Ana’s newfound liberation, frequently punctuated by Christian choosing to pleasure her first (in the world of “Fifty Shades,” oral sex is the most reliable barometer of the state of a relationship), never feels fully realized, thanks to a screenplay dominated by scenes comprised of actual nonsense where whole stretches pass with nothing of substance or believability takes place.
Ana will demand to not be locked up in Christian’s spacious apartment, a kept thing, and mere seconds later, she’ll readily be agreeing to move in. It’s a cycle that repeats almost endlessly throughout the film’s slow-moving first hour. If Christian — or the script — felt at all smarter, it would seem like a nasty trick. At least the sex is actually sexier this time around, more bent towards play, rather than punishment.
Still, Ana does get some of the things she wants most in the world, even if they go against Christian’s very grain. As Christian begins to let Ana in — both physically and emotionally — she learns considerably more about his background, and his particular likes and dislikes. From his messy childhood to a genuinely shocking affection for “The Chronicles of Riddick” (not actually a joke), Ana and the audience both discover shades to Christian the first film never even bothered to hint at.
With both Johnson and Dornan appearing far more comfortable in their roles this second time around, “Darker” drops much of the weirdo pretension that made its predecessor such a humorless slog. There are intentional laughs to be found here, and the soapy shockers that take over during its action-packed third act suit the material in unexpectedly delightful ways. Finally, a “Fifty Shades” film that isn’t afraid of being fun.

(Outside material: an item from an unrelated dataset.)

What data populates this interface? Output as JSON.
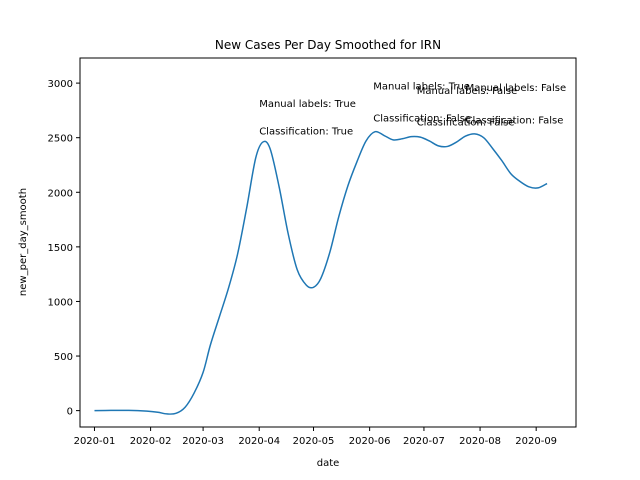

But fun only goes so far, particularly in a film that still seems bent on loading up somber twists to remind everyone just how “fucked up” this all is. Despite its looser tone, “Darker” does make room for some clunkier, darker elements. Ana keeps seeing a creepy woman hanging around her home and workplace, and her once-accommodating boss (Eric Johnson, whose haircut carries the bulk of his performance) turns quickly nefarious after she rebuffs his unsettling advances. And while tension should all linger around every edge, “Darker” only goes for the scary stuff when the meandering plot needs to push forward.
Niall Leonard’s screenplay struggles to hold tight to the film’s many subplots, and seemingly important turns are picked up and dropped with stunning irregularity. Even things that seem essential — and Foley loves to make those moments stand out, all the better to drive home that there’s still a whole other film left to watch — fall by the wayside within the space of seconds. Richard Francis-Bruce’s editing is similarly baffling, and cuts between scenes and whole sequences appear with little rhyme or reason (most worrisome is Francis-Bruce’s tendency to cut a sex scene just when things are actually steaming up).
“Fifty Shades Darker” is at its best when leaning towards the light, embracing its unabashedly sillier elements and letting its stars off the chain (or the rope, or the leash, or whatever handsome but foreboding leather-made object can be found in Christian’s Red Room of Pain). Sex is fun! Romance is sweet! And not every slap needs to leave a mark.
“Fifty Shades Darker” hits theaters on Friday, February 10.